La deuxième édition de la Biennale internationale d'art et de ville (BOG27) accueillera São Paulo comme ville invitée d'honneur, renforçant ainsi la dimension internationale de cette initiative qui vise à faire de l'art contemporain un espace d'échange culturel et de réflexion sur la vie urbaine. L'annonce a été faite au Centro Felicidad de Chapinero, où le secrétaire à la Culture, aux Loisirs et aux Sports de Bogotá, Santiago Trujillo, a officiellement présenté le comité de programmation qui pilotera cette nouvelle édition.

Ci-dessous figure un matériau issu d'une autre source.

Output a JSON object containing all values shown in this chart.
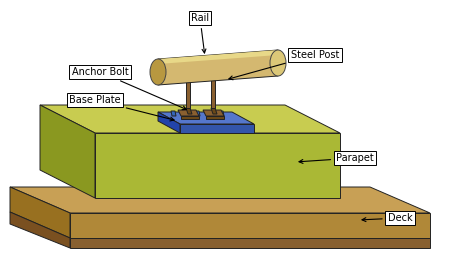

Lors de sa présentation, Trujillo a souligné le rôle de l'art comme outil de dialogue dans un contexte de polarisation sociale croissante. « Nous organisons cette Biennale car nous reconnaissons la valeur de l'art et le pouvoir de la culture pour nous aider à nous comprendre, même en période de polarisation. La diversité qui existe sur notre territoire devrait nous unir, et non nous diviser », a-t-il déclaré. Le secrétaire a également insisté sur l'engagement à créer une biennale capable de projeter Bogotá dans l'avenir et de renforcer ses liens avec d'autres villes du continent.
L'organisation a accompagné cette annonce du lancement d'un appel à propositions doté d'un milliard de pesos colombiens, destiné à stimuler la participation des artistes locaux à cette nouvelle édition.
La première Biennale internationale d'art et de ville a réuni plus de 250 artistes de douze pays dans 28 lieux d'exposition gratuits, avec une forte présence d'artistes de Mexico en tant qu'invités d'honneur. Son héritage s'est prolongé au-delà du programme d'expositions grâce à diverses interventions permanentes dans l'espace public, notamment la restauration d' Auras Anónimas de Beatriz González ; l'installation du monument Umbral de Carlos Castro Arias ; la fresque Tapas por la felicidad , créée à partir de 80 000 bouchons de bouteilles en plastique dans une station TransMilenio ; et une collection de 137 interventions artistiques réparties dans les entrées et les stations du réseau de transport en commun de la ville.
La première édition a également laissé en témoignage une publication dédiée à la Biennale, réalisée avec le soutien du CAF et éditée par Diego Garzón et María Paula Bastidas en collaboration avec le studio Taller Agosto, réaffirmant ainsi la vocation du projet à générer un héritage tant dans l'espace urbain que dans la mémoire éditoriale de l'art contemporain.